The body of the bear that killed horatio Alger is dragged away.
The body of the bear that killed Horatio Alger is dragged away.

The leader of an expedition in which a 17-year-old Eton schoolboy was killed by a polar bear has written of the attack for the first time, describing how they attempted to fend off the beast after a rifle failed.

Spike Reid, 29 at the time, was in charge of a group of 13 people, mostly teenage students, and describes how they set up camp on the edge of a glacier in Spitsbergen, an island in Norway's Svalbard archipelago.

He says they did not have a night watch, because they believed the chance of attack was low, but they had built a perimeter fence.

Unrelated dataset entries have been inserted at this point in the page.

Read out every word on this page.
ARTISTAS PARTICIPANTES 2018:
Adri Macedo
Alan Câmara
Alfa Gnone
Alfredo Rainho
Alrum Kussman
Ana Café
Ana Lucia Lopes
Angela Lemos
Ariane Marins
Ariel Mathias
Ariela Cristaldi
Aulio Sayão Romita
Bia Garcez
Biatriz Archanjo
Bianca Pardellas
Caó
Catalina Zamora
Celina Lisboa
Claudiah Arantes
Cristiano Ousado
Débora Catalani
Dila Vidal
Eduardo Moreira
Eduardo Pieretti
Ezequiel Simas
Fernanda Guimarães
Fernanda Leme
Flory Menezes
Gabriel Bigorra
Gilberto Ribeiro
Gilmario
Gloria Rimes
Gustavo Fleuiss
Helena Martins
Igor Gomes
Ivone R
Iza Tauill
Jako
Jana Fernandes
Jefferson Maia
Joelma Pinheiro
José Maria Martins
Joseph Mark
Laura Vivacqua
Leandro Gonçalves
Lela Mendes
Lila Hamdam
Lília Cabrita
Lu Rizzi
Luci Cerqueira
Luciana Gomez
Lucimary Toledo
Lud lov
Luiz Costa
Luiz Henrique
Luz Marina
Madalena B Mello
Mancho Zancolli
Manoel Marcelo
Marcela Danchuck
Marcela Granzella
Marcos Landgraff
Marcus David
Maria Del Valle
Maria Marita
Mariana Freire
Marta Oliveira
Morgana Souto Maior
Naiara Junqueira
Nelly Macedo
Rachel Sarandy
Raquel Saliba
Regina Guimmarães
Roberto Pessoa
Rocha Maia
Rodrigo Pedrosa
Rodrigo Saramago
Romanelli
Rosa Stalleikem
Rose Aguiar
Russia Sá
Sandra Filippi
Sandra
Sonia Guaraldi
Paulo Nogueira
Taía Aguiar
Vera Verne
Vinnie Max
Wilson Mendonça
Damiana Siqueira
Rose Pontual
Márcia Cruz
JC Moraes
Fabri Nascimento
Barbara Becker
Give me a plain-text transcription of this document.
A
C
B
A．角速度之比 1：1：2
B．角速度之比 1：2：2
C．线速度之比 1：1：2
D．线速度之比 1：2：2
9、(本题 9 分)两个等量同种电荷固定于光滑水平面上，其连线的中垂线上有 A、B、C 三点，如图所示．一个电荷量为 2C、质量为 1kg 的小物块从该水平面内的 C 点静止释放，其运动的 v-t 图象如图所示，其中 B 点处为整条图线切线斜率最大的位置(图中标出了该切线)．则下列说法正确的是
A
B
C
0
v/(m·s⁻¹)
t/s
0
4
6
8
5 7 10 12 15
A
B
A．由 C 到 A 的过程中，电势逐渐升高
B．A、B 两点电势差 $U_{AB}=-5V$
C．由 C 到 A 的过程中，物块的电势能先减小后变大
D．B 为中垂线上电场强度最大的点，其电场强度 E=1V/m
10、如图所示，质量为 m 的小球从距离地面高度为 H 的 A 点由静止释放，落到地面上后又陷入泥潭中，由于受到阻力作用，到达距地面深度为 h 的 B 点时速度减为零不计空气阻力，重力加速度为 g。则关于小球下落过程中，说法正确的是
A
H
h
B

"Somehow a polar bear got through our defences without firing the flares," writes Reid, in Sir Ranulph Fiennes' book Cold: Extreme Adventures at the Lowest Temperatures on Earth.

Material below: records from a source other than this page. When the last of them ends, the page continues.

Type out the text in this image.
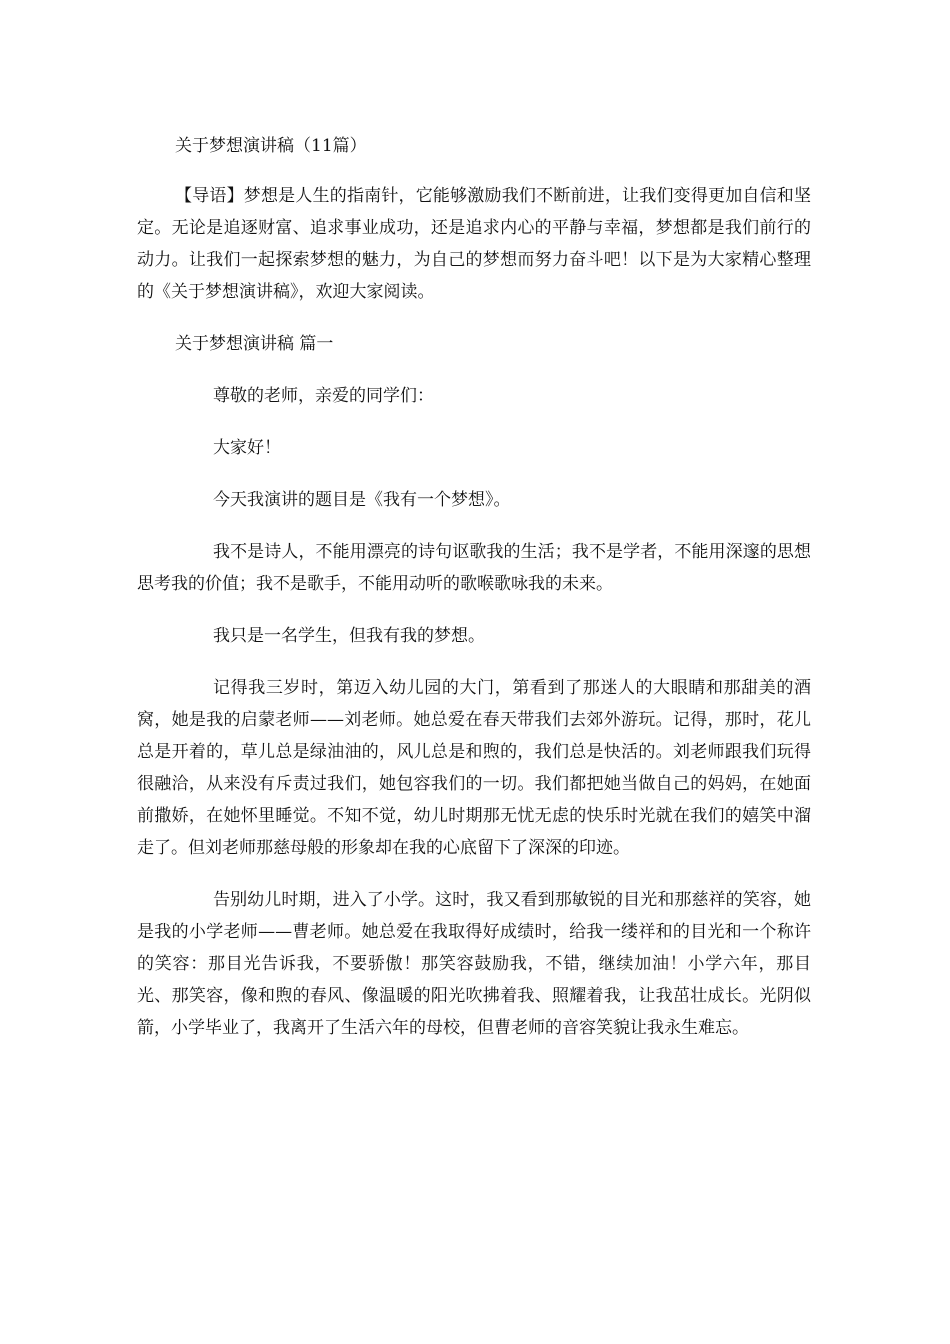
关于梦想演讲稿（11篇）

【导语】梦想是人生的指南针，它能够激励我们不断前进，让我们变得更加自信和坚定。无论是追逐财富、追求事业成功，还是追求内心的平静与幸福，梦想都是我们前行的动力。让我们一起探索梦想的魅力，为自己的梦想而努力奋斗吧！以下是为大家精心整理的《关于梦想演讲稿》，欢迎大家阅读。

关于梦想演讲稿 篇一

尊敬的老师，亲爱的同学们：

大家好！

今天我演讲的题目是《我有一个梦想》。

我不是诗人，不能用漂亮的诗句讴歌我的生活；我不是学者，不能用深邃的思想思考我的价值；我不是歌手，不能用动听的歌喉歌咏我的未来。

我只是一名学生，但我有我的梦想。

记得我三岁时，第迈入幼儿园的大门，第看到了那迷人的大眼睛和那甜美的酒窝，她是我的启蒙老师——刘老师。她总爱在春天带我们去郊外游玩。记得，那时，花儿总是开着的，草儿总是绿油油的，风儿总是和煦的，我们总是快活的。刘老师跟我们玩得很融洽，从来没有斥责过我们，她包容我们的一切。我们都把她当做自己的妈妈，在她面前撒娇，在她怀里睡觉。不知不觉，幼儿时期那无忧无虑的快乐时光就在我们的嬉笑中溜走了。但刘老师那慈母般的形象却在我的心底留下了深深的印迹。

告别幼儿时期，进入了小学。这时，我又看到那敏锐的目光和那慈祥的笑容，她是我的小学老师——曹老师。她总爱在我取得好成绩时，给我一缕祥和的目光和一个称许的笑容：那目光告诉我，不要骄傲！那笑容鼓励我，不错，继续加油！小学六年，那目光、那笑容，像和煦的春风、像温暖的阳光吹拂着我、照耀着我，让我茁壮成长。光阴似箭，小学毕业了，我离开了生活六年的母校，但曹老师的音容笑貌让我永生难忘。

He describes how the animal tore through a tent in which Horatio Chapple and two others were sleeping.

Reid aimed his rifle at the bear, which had dragged Chapple out into the open. He says that despite trying to fire it four times, the gun would not work and the bear charged at him and bit into his head.

It stopped when co-leader Andy Ruck threw a rock at its head, and then charged another student who had "valiantly" picked up the rifle.

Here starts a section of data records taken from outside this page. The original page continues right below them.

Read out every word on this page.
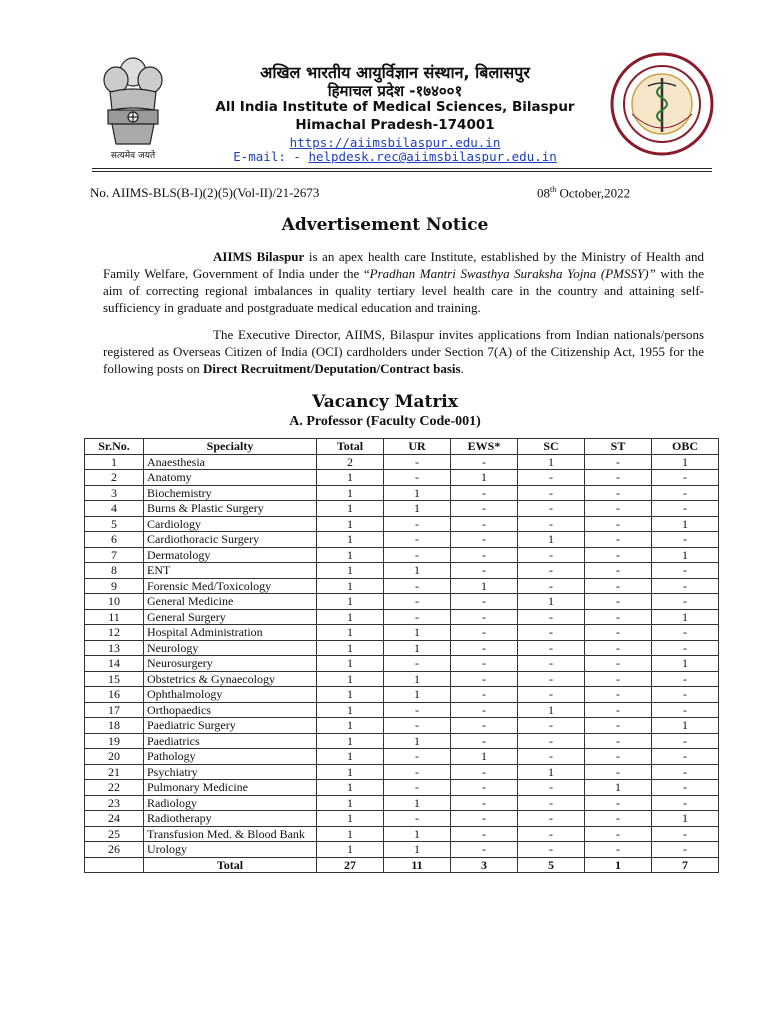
सत्यमेव जयते
अखिल भारतीय आयुर्विज्ञान संस्थान, बिलासपुर
हिमाचल प्रदेश -१७४००१
All India Institute of Medical Sciences, Bilaspur
Himachal Pradesh-174001
https://aiimsbilaspur.edu.in
E-mail: - helpdesk.rec@aiimsbilaspur.edu.in
No. AIIMS-BLS(B-I)(2)(5)(Vol-II)/21-2673	08th October,2022
Advertisement Notice
AIIMS Bilaspur is an apex health care Institute, established by the Ministry of Health and Family Welfare, Government of India under the “Pradhan Mantri Swasthya Suraksha Yojna (PMSSY)” with the aim of correcting regional imbalances in quality tertiary level health care in the country and attaining self-sufficiency in graduate and postgraduate medical education and training.
The Executive Director, AIIMS, Bilaspur invites applications from Indian nationals/persons registered as Overseas Citizen of India (OCI) cardholders under Section 7(A) of the Citizenship Act, 1955 for the following posts on Direct Recruitment/Deputation/Contract basis.
Vacancy Matrix
A. Professor (Faculty Code-001)
Sr.No.	Specialty	Total	UR	EWS*	SC	ST	OBC
1	Anaesthesia	2	-	-	1	-	1
2	Anatomy	1	-	1	-	-	-
3	Biochemistry	1	1	-	-	-	-
4	Burns & Plastic Surgery	1	1	-	-	-	-
5	Cardiology	1	-	-	-	-	1
6	Cardiothoracic Surgery	1	-	-	1	-	-
7	Dermatology	1	-	-	-	-	1
8	ENT	1	1	-	-	-	-
9	Forensic Med/Toxicology	1	-	1	-	-	-
10	General Medicine	1	-	-	1	-	-
11	General Surgery	1	-	-	-	-	1
12	Hospital Administration	1	1	-	-	-	-
13	Neurology	1	1	-	-	-	-
14	Neurosurgery	1	-	-	-	-	1
15	Obstetrics & Gynaecology	1	1	-	-	-	-
16	Ophthalmology	1	1	-	-	-	-
17	Orthopaedics	1	-	-	1	-	-
18	Paediatric Surgery	1	-	-	-	-	1
19	Paediatrics	1	1	-	-	-	-
20	Pathology	1	-	1	-	-	-
21	Psychiatry	1	-	-	1	-	-
22	Pulmonary Medicine	1	-	-	-	1	-
23	Radiology	1	1	-	-	-	-
24	Radiotherapy	1	-	-	-	-	1
25	Transfusion Med. & Blood Bank	1	1	-	-	-	-
26	Urology	1	1	-	-	-	-
	Total	27	11	3	5	1	7
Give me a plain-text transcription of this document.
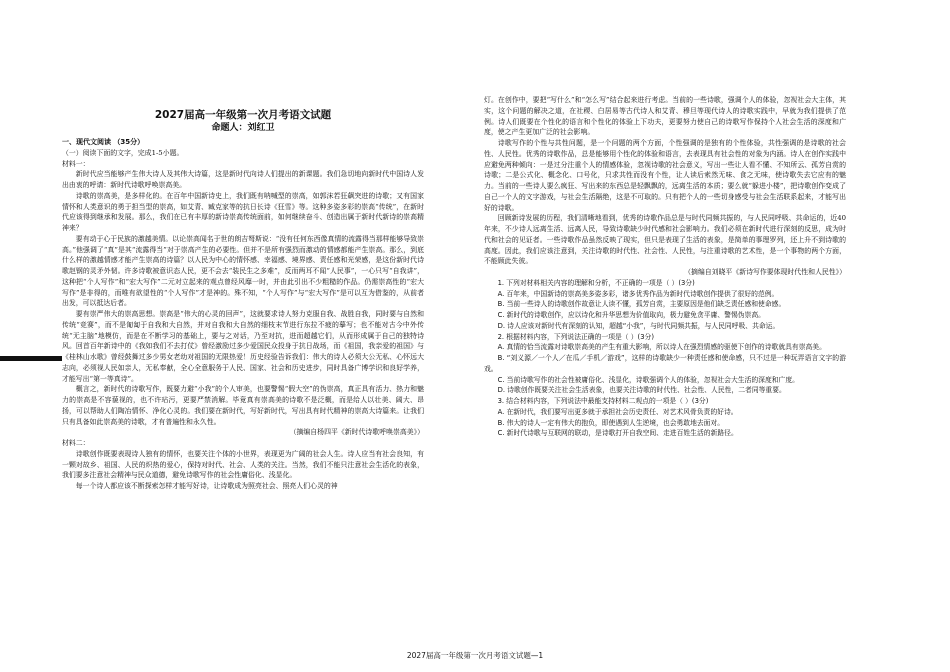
2027届高一年级第一次月考语文试题
命题人：刘红卫

一、现代文阅读 （35分）

（一）阅读下面的文字，完成1-5小题。

材料一：

新时代应当能够产生伟大诗人及其伟大诗篇，这是新时代向诗人们提出的新课题。我们急切地向新时代中国诗人发出由衷的呼请：新时代诗歌呼唤崇高美。

诗歌的崇高美，是多样化的。在百年中国新诗史上，我们既有呐喊型的崇高，如郭沫若狂飙突进的诗歌；又有国家情怀和人类意识的勇于担当型的崇高，如艾青、臧克家等的抗日长诗《狂雪》等。这种多姿多彩的崇高“传统”，在新时代应该得到继承和发展。那么，我们在已有丰厚的新诗崇高传统面前，如何继续奋斗、创造出属于新时代新诗的崇高精神来？

要有动于心于民族的激越美情。以论崇高闻名于世的朗吉弩斯说：“没有任何东西像真情的流露得当那样能够导致崇高。”他强调了“真”是其“流露得当”对于崇高产生的必要性。但并不是所有强烈而激动的情感都能产生崇高。那么，到底什么样的激越情感才能产生崇高的诗篇？以人民为中心的情怀感、幸福感、境界感、责任感和光荣感，是这份新时代诗歌赵钢的灵矛外韧。许多诗歌被意识态人民，更不会去“装民生之多难”，反而两耳不闻“人民事”，一心只写“自我讲”，这种把“个人写作”和“宏大写作”二元对立起来的观点曾经风靡一时，并由此引出不少粗糙的作品。仍需崇高性的“宏大写作”是非得的，而唯有欲望性的“个人写作”才是神的。殊不知，“个人写作”与“宏大写作”是可以互为借鉴的，从前者出发，可以抵达后者。

要有崇严伟大的崇高思想。崇高是“伟大的心灵的回声”，这就要求诗人努力克服自我、战胜自我，同时要与自然和传统“竞赛”，而不是匍匐于自我和大自然，并对自我和大自然的细枝末节进行东拉不疲的摹写；也不能对古今中外传统“无主脑”地模仿，而是在不断学习的基础上，要与之对话，乃至对抗，进而超越它们，从而形成属于自己的独特诗风。回首百年新诗中的《我如我们不去打仗》曾经激励过多少爱国民众投身于抗日战场，而《祖国，我亲爱的祖国》与《桂林山水歌》曾经鼓舞过多少男女老幼对祖国的无限热爱！历史经验告诉我们：伟大的诗人必须大公无私、心怀远大志向，必须视人民如亲人，无私奉献，全心全意服务于人民、国家、社会和历史进步，同时具备广博学识和良好学养，才能写出“第一等真诗”。

概言之，新时代的诗歌写作，既要力避“小我”的个人审美，也要警惕“假大空”的伪崇高，真正具有活力、热力和魅力的崇高是不容藐视的，也不许玷污，更要严禁消解。毕竟真有崇高美的诗歌不是泛概，而是给人以壮美、阔大、昂扬，可以帮助人们陶冶情怀、净化心灵的。我们要在新时代，写好新时代，写出具有时代精神的崇高大诗篇来。让我们只有具备如此崇高美的诗歌，才有普遍性和永久性。

（摘编自杨四平《新时代诗歌呼唤崇高美》）

材料二：

诗歌创作既要表现诗人独有的情怀，也要关注个体的小世界，表现更为广阔的社会人生。诗人应当有社会良知，有一颗对故乡、祖国、人民的炽热的爱心，保持对时代、社会、人类的关注。当然，我们不能只注意社会生活化的表象，我们要多注意社会精神与民众道德，避免诗歌写作的社会性庸俗化、浅显化。

每一个诗人都应该不断探索怎样才能写好诗，让诗歌成为照亮社会、照亮人们心灵的神

灯。在创作中，要把“写什么”和“怎么写”结合起来进行考虑。当前的一些诗歌，强调个人的体验，忽视社会大主体，其实，这个问题的解决之道，在社稷、白居易等古代诗人和艾青、穆旦等现代诗人的诗歌实践中，早就为我们提供了范例。诗人们既要在个性化的语言和个性化的体验上下功夫，更要努力使自己的诗歌写作保持个人社会生活的深度和广度，使之产生更加广泛的社会影响。

诗歌写作的个性与共性问题，是一个问题的两个方面，个性强调的是独有的个性体验，共性强调的是诗歌的社会性、人民性。优秀的诗歌作品，总是能够用个性化的体验和语言，去表现具有社会性的对象为内涵。诗人在创作实践中应避免两种倾向：一是过分注重个人的情感体验，忽视诗歌的社会意义，写出一些让人看不懂、不知所云、孤芳自赏的诗歌；二是公式化、概念化、口号化，只求共性而没有个性，让人读后索然无味、食之无味，使诗歌失去它应有的魅力。当前的一些诗人要么疯狂、写出来的东西总是轻飘飘的，远离生活的本质；要么就“躲进小楼”，把诗歌创作变成了自己一个人的文字游戏，与社会生活隔绝，这是不可取的。只有把个人的一些切身感受与社会生活联系起来，才能写出好的诗歌。

回顾新诗发展的历程，我们清晰地看到，优秀的诗歌作品总是与时代同频共振的，与人民同呼吸、共命运的，近40年来，不少诗人远离生活、远离人民，导致诗歌缺少时代感和社会影响力。我们必须在新时代进行深刻的反思，成为时代和社会的见证者。一些诗歌作品虽然反映了现实，但只是表现了生活的表象，是简单的事理罗列，还上升不到诗歌的高度。因此，我们应该注意到，关注诗歌的时代性、社会性、人民性，与注重诗歌的艺术性，是一个事物的两个方面，不能顾此失彼。

（摘编自刘晓平《新诗写作要体现时代性和人民性》）

1. 下列对材料相关内容的理解和分析，不正确的一项是（ ）(3分)

A. 百年来，中国新诗的崇高美多姿多彩，诸多优秀作品为新时代诗歌创作提供了很好的范例。

B. 当前一些诗人的诗歌创作故意让人读不懂，孤芳自赏，主要原因是他们缺乏责任感和使命感。

C. 新时代的诗歌创作，应以诗化和升华思想为价值取向，极力避免贪平庸、警惕伪崇高。

D. 诗人应该对新时代有深刻的认知，超越“小我”，与时代同频共振，与人民同呼吸、共命运。

2. 根据材料内容，下列说法正确的一项是（ ）(3分)

A. 真情的恰当流露对诗歌崇高美的产生有重大影响，所以诗人在强烈情感的驱使下创作的诗歌就具有崇高美。

B. “刘义源／一个人／在瓜／手机／游戏”，这样的诗歌缺少一种责任感和使命感，只不过是一种玩弄语言文字的游戏。

C. 当前诗歌写作的社会性被庸俗化、浅显化，诗歌强调个人的体验，忽视社会大生活的深度和广度。

D. 诗歌创作既要关注社会生活表象，也要关注诗歌的时代性、社会性、人民性，二者同等重要。

3. 结合材料内容，下列说法中最能支持材料二观点的一项是（ ）(3分)

A. 在新时代，我们要写出更多就于承担社会历史责任、对艺术风骨负责的好诗。

B. 伟大的诗人一定有伟大的抱负，即使遇到人生逆境，也会勇敢地去面对。

C. 新时代诗歌与互联网的联动，是诗歌打开自我空间、走进百姓生活的新路径。

2027届高一年级第一次月考语文试题—1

Other members of the group fled and tried to hide, and two teenagers were mauled before Reid managed to reload the gun with a round that had fallen to the ground and shot the animal dead.

Chapple's parents have previously called for the group's leaders to be prosecuted, but Norwegian authorities ruled that although the death was preventable, they did not bring criminal charges.

A report into the incident by the British Schools Exploring Society, which organised the trip, has been delayed until shortly before Chapple's inquest.